Truly, she was correct. And actually, there wasn’t much alternative. So I have become a B2B writing consultant. But this guru also said: “And then you must commit to it 3000 percent!” She was right about that, too. Passion is key if you’re going to become successfully self-employed. Not everyone is cut out for this. For most of us, clients don’t grow on trees. You need to do major marketing work to have a chance to bring in the work — so again, make sure this is something you really want to do.
Some other thoughts on early retirement/involuntary retirement: If you retire at, say, 55, that’s maybe 30 years in retirement. That’s a long time, a really long time! You really need to think long and hard about what you’re going to do with all that time.

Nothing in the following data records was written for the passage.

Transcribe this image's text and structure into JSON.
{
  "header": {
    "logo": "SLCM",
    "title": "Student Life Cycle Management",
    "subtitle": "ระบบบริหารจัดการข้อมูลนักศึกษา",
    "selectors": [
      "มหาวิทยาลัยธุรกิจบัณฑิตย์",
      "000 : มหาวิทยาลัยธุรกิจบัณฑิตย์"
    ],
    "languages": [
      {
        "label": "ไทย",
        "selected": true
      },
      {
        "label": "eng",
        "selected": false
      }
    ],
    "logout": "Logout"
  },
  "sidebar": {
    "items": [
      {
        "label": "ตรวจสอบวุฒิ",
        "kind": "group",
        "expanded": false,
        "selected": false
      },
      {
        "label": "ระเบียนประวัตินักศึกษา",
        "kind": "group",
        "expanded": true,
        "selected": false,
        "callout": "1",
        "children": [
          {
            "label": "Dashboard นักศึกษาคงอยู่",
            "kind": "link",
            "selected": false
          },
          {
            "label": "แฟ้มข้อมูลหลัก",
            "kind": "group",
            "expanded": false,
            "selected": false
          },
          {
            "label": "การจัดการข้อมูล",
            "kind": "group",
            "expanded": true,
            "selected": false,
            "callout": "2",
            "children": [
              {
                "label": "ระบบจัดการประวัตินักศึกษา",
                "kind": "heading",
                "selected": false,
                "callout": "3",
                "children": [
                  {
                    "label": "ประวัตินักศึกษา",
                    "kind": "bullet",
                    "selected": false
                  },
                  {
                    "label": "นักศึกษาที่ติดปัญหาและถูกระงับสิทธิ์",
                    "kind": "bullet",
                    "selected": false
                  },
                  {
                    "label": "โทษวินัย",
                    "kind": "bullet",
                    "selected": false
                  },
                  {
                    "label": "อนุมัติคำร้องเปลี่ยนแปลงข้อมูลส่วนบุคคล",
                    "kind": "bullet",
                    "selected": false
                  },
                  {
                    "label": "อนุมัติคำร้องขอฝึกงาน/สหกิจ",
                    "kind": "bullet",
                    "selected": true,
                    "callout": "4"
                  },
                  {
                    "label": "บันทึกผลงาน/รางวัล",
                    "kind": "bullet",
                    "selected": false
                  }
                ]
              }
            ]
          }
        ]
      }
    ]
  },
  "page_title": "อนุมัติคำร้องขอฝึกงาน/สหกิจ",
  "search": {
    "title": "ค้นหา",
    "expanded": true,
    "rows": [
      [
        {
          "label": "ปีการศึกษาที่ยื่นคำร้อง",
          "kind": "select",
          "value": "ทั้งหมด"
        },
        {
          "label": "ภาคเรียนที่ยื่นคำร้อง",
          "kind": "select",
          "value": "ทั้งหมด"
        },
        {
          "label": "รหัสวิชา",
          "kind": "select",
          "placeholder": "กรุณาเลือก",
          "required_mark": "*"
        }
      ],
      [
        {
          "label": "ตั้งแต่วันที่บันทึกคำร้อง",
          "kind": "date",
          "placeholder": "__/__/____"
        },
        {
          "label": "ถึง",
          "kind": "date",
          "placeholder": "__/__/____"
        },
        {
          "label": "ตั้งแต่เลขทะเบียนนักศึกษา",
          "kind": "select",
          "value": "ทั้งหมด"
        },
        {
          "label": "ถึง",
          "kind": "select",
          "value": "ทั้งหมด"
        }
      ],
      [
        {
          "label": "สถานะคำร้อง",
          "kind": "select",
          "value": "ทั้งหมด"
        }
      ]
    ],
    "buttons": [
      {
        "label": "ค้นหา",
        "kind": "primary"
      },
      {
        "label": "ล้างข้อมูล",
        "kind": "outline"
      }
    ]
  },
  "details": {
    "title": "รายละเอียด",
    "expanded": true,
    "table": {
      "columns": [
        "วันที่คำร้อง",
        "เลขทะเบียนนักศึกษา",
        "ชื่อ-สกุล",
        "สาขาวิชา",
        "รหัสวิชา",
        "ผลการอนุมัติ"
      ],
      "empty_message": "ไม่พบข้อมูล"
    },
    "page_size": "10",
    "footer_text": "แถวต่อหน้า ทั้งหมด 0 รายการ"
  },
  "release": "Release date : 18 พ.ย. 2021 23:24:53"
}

Lying around the pool or catching up on TV series is OK for a month or so, but beyond that I think most people need a purpose. In fact, I’d say you shouldn’t retire even at a traditional retirement age of 65 or 66 unless you have a plan for what you’re going to do with all that time.
I used to look down on people who were unemployed or said they couldn’t find a job, thinking they were probably doing it wrong or just plain lazy. Then it happened to me. Funny how that works, eh?
I have more pearls I hope to share in future posts.